Jen:There is always something going on here in the ECU lounge. We offer special musical concerts, bingo games, sports days, pet visits, spiritual care on Sundays where we offer a variety of denominational services, special meals and special holiday celebrations. A few years ago I did a fundraiser and we purchased one of the Wii games. This brings hours of entertainment for activities such as bowling, Wheel of Fortune and Trivia. Two volunteers from the Grade 12 Work Experience program help me with this activity.

We also provide a special breakfast meal once a month for residents. They can pick what they would like to eat with all the trimmings. Bacon and eggs, cheese omelets, French toast. They really look forward to it and we cook the food right here on the unit. Last week we had a special spaghetti and meatballs dinner and watched spaghetti western movies. This week we watched Shrek on the big screen TV and everyone loved it. They all stayed until the end!

Diana: It must demand a lot of energy to work in this job.
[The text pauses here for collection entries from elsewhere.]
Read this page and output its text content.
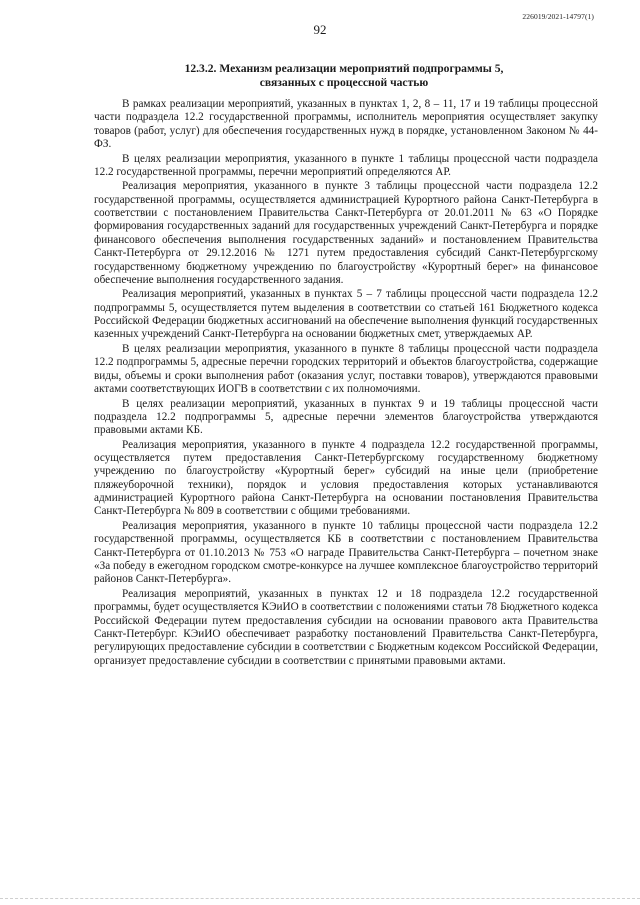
226019/2021-14797(1)
92
12.3.2. Механизм реализации мероприятий подпрограммы 5,
связанных с процессной частью

В рамках реализации мероприятий, указанных в пунктах 1, 2, 8 – 11, 17 и 19 таблицы процессной части подраздела 12.2 государственной программы, исполнитель мероприятия осуществляет закупку товаров (работ, услуг) для обеспечения государственных нужд в порядке, установленном Законом № 44-ФЗ.

В целях реализации мероприятия, указанного в пункте 1 таблицы процессной части подраздела 12.2 государственной программы, перечни мероприятий определяются АР.

Реализация мероприятия, указанного в пункте 3 таблицы процессной части подраздела 12.2 государственной программы, осуществляется администрацией Курортного района Санкт-Петербурга в соответствии с постановлением Правительства Санкт-Петербурга от 20.01.2011 № 63 «О Порядке формирования государственных заданий для государственных учреждений Санкт-Петербурга и порядке финансового обеспечения выполнения государственных заданий» и постановлением Правительства Санкт-Петербурга от 29.12.2016 № 1271 путем предоставления субсидий Санкт-Петербургскому государственному бюджетному учреждению по благоустройству «Курортный берег» на финансовое обеспечение выполнения государственного задания.

Реализация мероприятий, указанных в пунктах 5 – 7 таблицы процессной части подраздела 12.2 подпрограммы 5, осуществляется путем выделения в соответствии со статьей 161 Бюджетного кодекса Российской Федерации бюджетных ассигнований на обеспечение выполнения функций государственных казенных учреждений Санкт-Петербурга на основании бюджетных смет, утверждаемых АР.

В целях реализации мероприятия, указанного в пункте 8 таблицы процессной части подраздела 12.2 подпрограммы 5, адресные перечни городских территорий и объектов благоустройства, содержащие виды, объемы и сроки выполнения работ (оказания услуг, поставки товаров), утверждаются правовыми актами соответствующих ИОГВ в соответствии с их полномочиями.

В целях реализации мероприятий, указанных в пунктах 9 и 19 таблицы процессной части подраздела 12.2 подпрограммы 5, адресные перечни элементов благоустройства утверждаются правовыми актами КБ.

Реализация мероприятия, указанного в пункте 4 подраздела 12.2 государственной программы, осуществляется путем предоставления Санкт-Петербургскому государственному бюджетному учреждению по благоустройству «Курортный берег» субсидий на иные цели (приобретение пляжеуборочной техники), порядок и условия предоставления которых устанавливаются администрацией Курортного района Санкт-Петербурга на основании постановления Правительства Санкт-Петербурга № 809 в соответствии с общими требованиями.

Реализация мероприятия, указанного в пункте 10 таблицы процессной части подраздела 12.2 государственной программы, осуществляется КБ в соответствии с постановлением Правительства Санкт-Петербурга от 01.10.2013 № 753 «О награде Правительства Санкт-Петербурга – почетном знаке «За победу в ежегодном городском смотре-конкурсе на лучшее комплексное благоустройство территорий районов Санкт-Петербурга».

Реализация мероприятий, указанных в пунктах 12 и 18 подраздела 12.2 государственной программы, будет осуществляется КЭиИО в соответствии с положениями статьи 78 Бюджетного кодекса Российской Федерации путем предоставления субсидии на основании правового акта Правительства Санкт-Петербург. КЭиИО обеспечивает разработку постановлений Правительства Санкт-Петербурга, регулирующих предоставление субсидии в соответствии с Бюджетным кодексом Российской Федерации, организует предоставление субсидии в соответствии с принятыми правовыми актами.
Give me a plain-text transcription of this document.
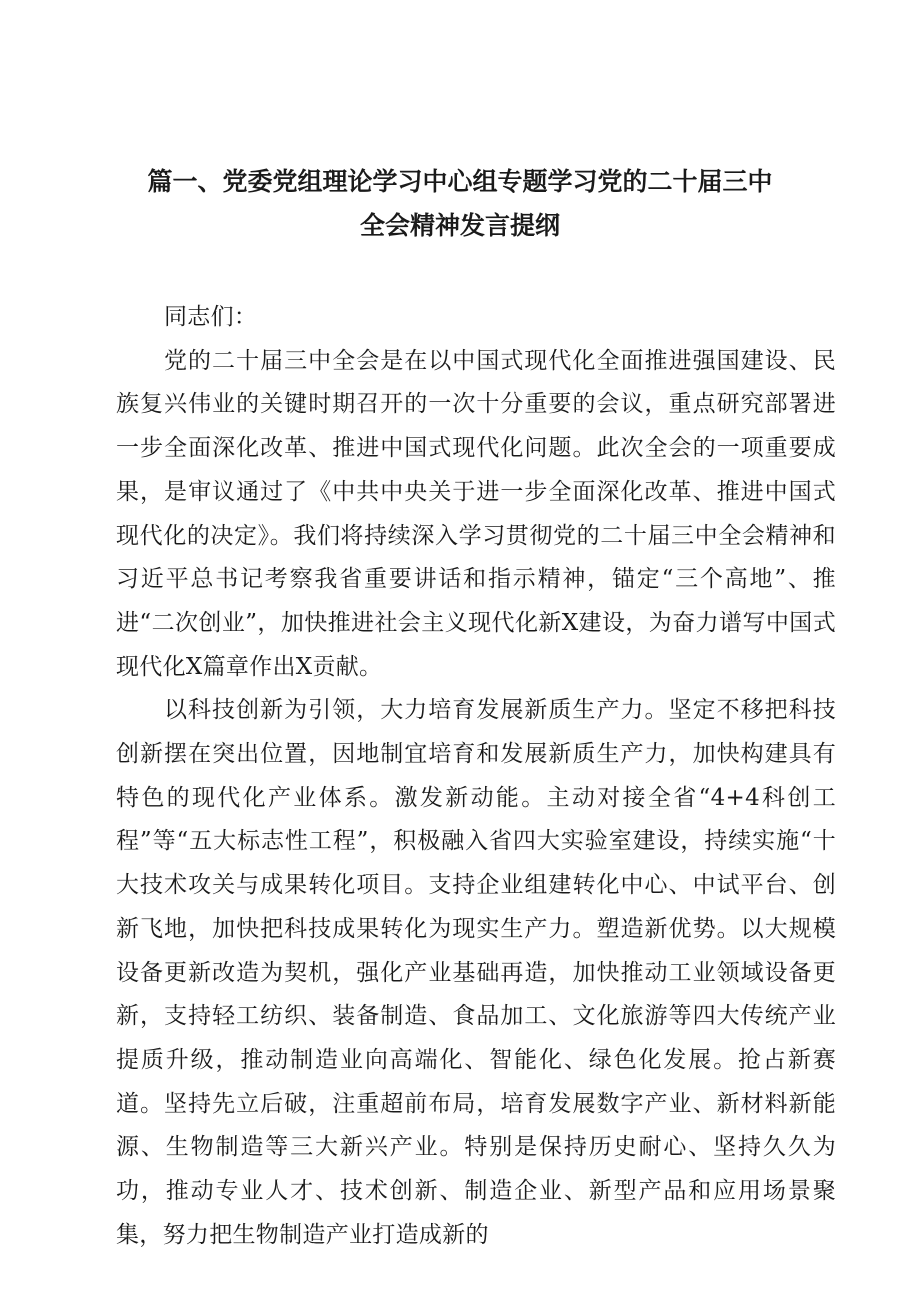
篇一、党委党组理论学习中心组专题学习党的二十届三中
全会精神发言提纲

同志们：

党的二十届三中全会是在以中国式现代化全面推进强国建设、民族复兴伟业的关键时期召开的一次十分重要的会议，重点研究部署进一步全面深化改革、推进中国式现代化问题。此次全会的一项重要成果，是审议通过了《中共中央关于进一步全面深化改革、推进中国式现代化的决定》。我们将持续深入学习贯彻党的二十届三中全会精神和习近平总书记考察我省重要讲话和指示精神，锚定“三个高地”、推进“二次创业”，加快推进社会主义现代化新X建设，为奋力谱写中国式现代化X篇章作出X贡献。

以科技创新为引领，大力培育发展新质生产力。坚定不移把科技创新摆在突出位置，因地制宜培育和发展新质生产力，加快构建具有特色的现代化产业体系。激发新动能。主动对接全省“4+4科创工程”等“五大标志性工程”，积极融入省四大实验室建设，持续实施“十大技术攻关与成果转化项目。支持企业组建转化中心、中试平台、创新飞地，加快把科技成果转化为现实生产力。塑造新优势。以大规模设备更新改造为契机，强化产业基础再造，加快推动工业领域设备更新，支持轻工纺织、装备制造、食品加工、文化旅游等四大传统产业提质升级，推动制造业向高端化、智能化、绿色化发展。抢占新赛道。坚持先立后破，注重超前布局，培育发展数字产业、新材料新能源、生物制造等三大新兴产业。特别是保持历史耐心、坚持久久为功，推动专业人才、技术创新、制造企业、新型产品和应用场景聚集，努力把生物制造产业打造成新的
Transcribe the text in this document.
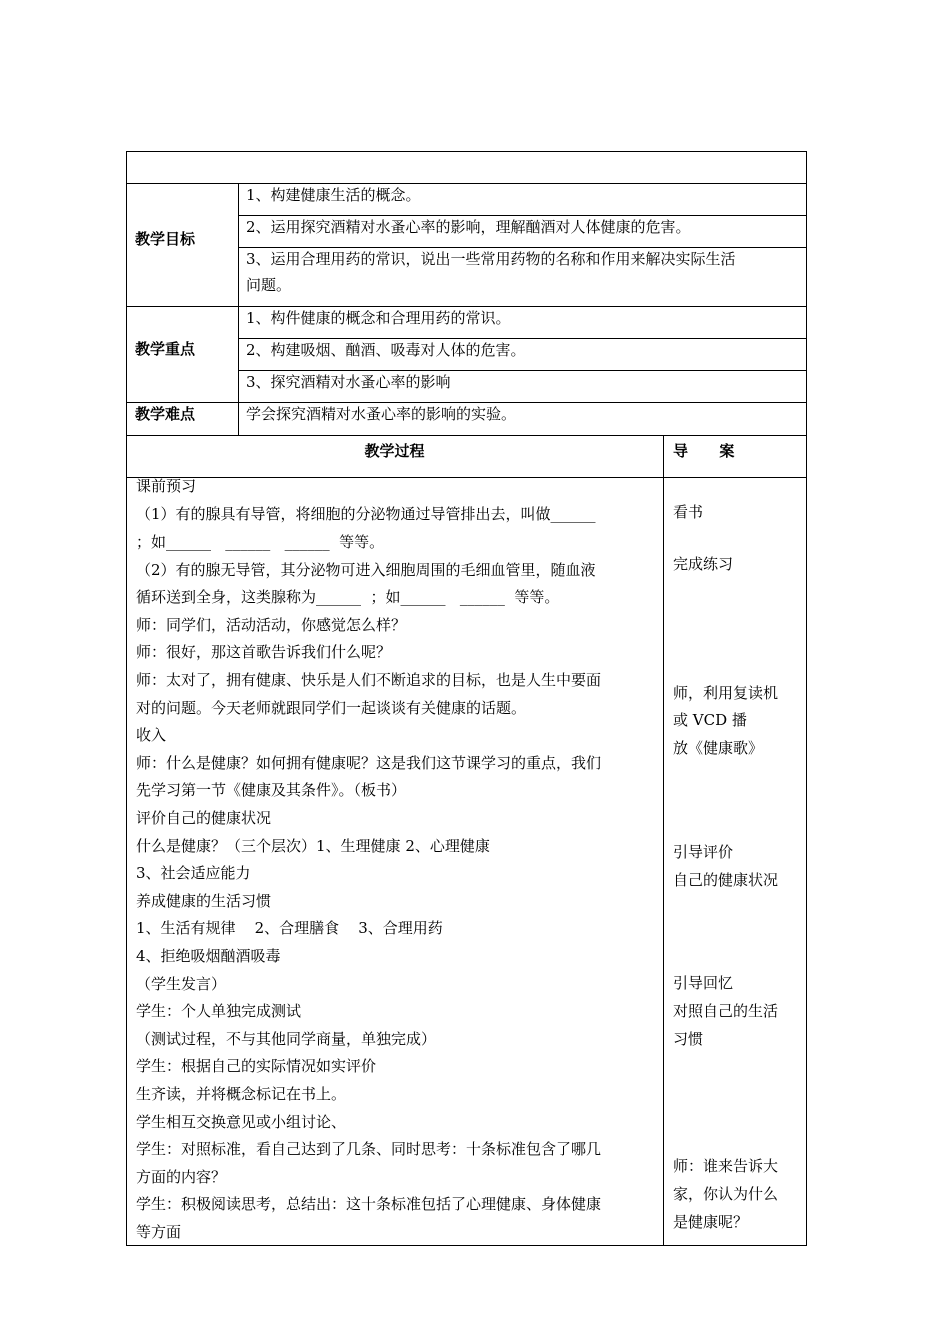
教学目标
1、构建健康生活的概念。
2、运用探究酒精对水蚤心率的影响，理解酗酒对人体健康的危害。
3、运用合理用药的常识，说出一些常用药物的名称和作用来解决实际生活
问题。
教学重点
1、构件健康的概念和合理用药的常识。
2、构建吸烟、酗酒、吸毒对人体的危害。
3、探究酒精对水蚤心率的影响
教学难点	学会探究酒精对水蚤心率的影响的实验。
教学过程	导      案
课前预习
（1）有的腺具有导管，将细胞的分泌物通过导管排出去，叫做______
；如______   ______   ______  等等。
（2）有的腺无导管，其分泌物可进入细胞周围的毛细血管里，随血液
循环送到全身，这类腺称为______  ；如______   ______  等等。
师：同学们，活动活动，你感觉怎么样？
师：很好，那这首歌告诉我们什么呢？
师：太对了，拥有健康、快乐是人们不断追求的目标，也是人生中要面
对的问题。今天老师就跟同学们一起谈谈有关健康的话题。
收入
师：什么是健康？如何拥有健康呢？这是我们这节课学习的重点，我们
先学习第一节《健康及其条件》。（板书）
评价自己的健康状况
什么是健康？（三个层次）1、生理健康 2、心理健康
3、社会适应能力
养成健康的生活习惯
1、生活有规律    2、合理膳食    3、合理用药
4、拒绝吸烟酗酒吸毒
（学生发言）
学生：个人单独完成测试
（测试过程，不与其他同学商量，单独完成）
学生：根据自己的实际情况如实评价
生齐读，并将概念标记在书上。
学生相互交换意见或小组讨论、
学生：对照标准，看自己达到了几条、同时思考：十条标准包含了哪几
方面的内容？
学生：积极阅读思考，总结出：这十条标准包括了心理健康、身体健康
等方面
看书
完成练习
师，利用复读机
或 VCD 播
放《健康歌》
引导评价
自己的健康状况
引导回忆
对照自己的生活
习惯
师：谁来告诉大
家，你认为什么
是健康呢？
You are onall day. How do you re-energize?

Jen: I couldn’t do this work without the support of all our staff. They are fabulous. Without the group of people we have here on Extended Care, it wouldn’t work. Everyone is willing to give a hand when you need it. You have to be a team member to work here. We give each other energy. If I feel grumpy, someone offers me a piece of cake! I work where the residents live. This requires a special approach. Once you can believe that this is true, your perspective changes. Then you can ask, “What can I do to help”. You can be their friend.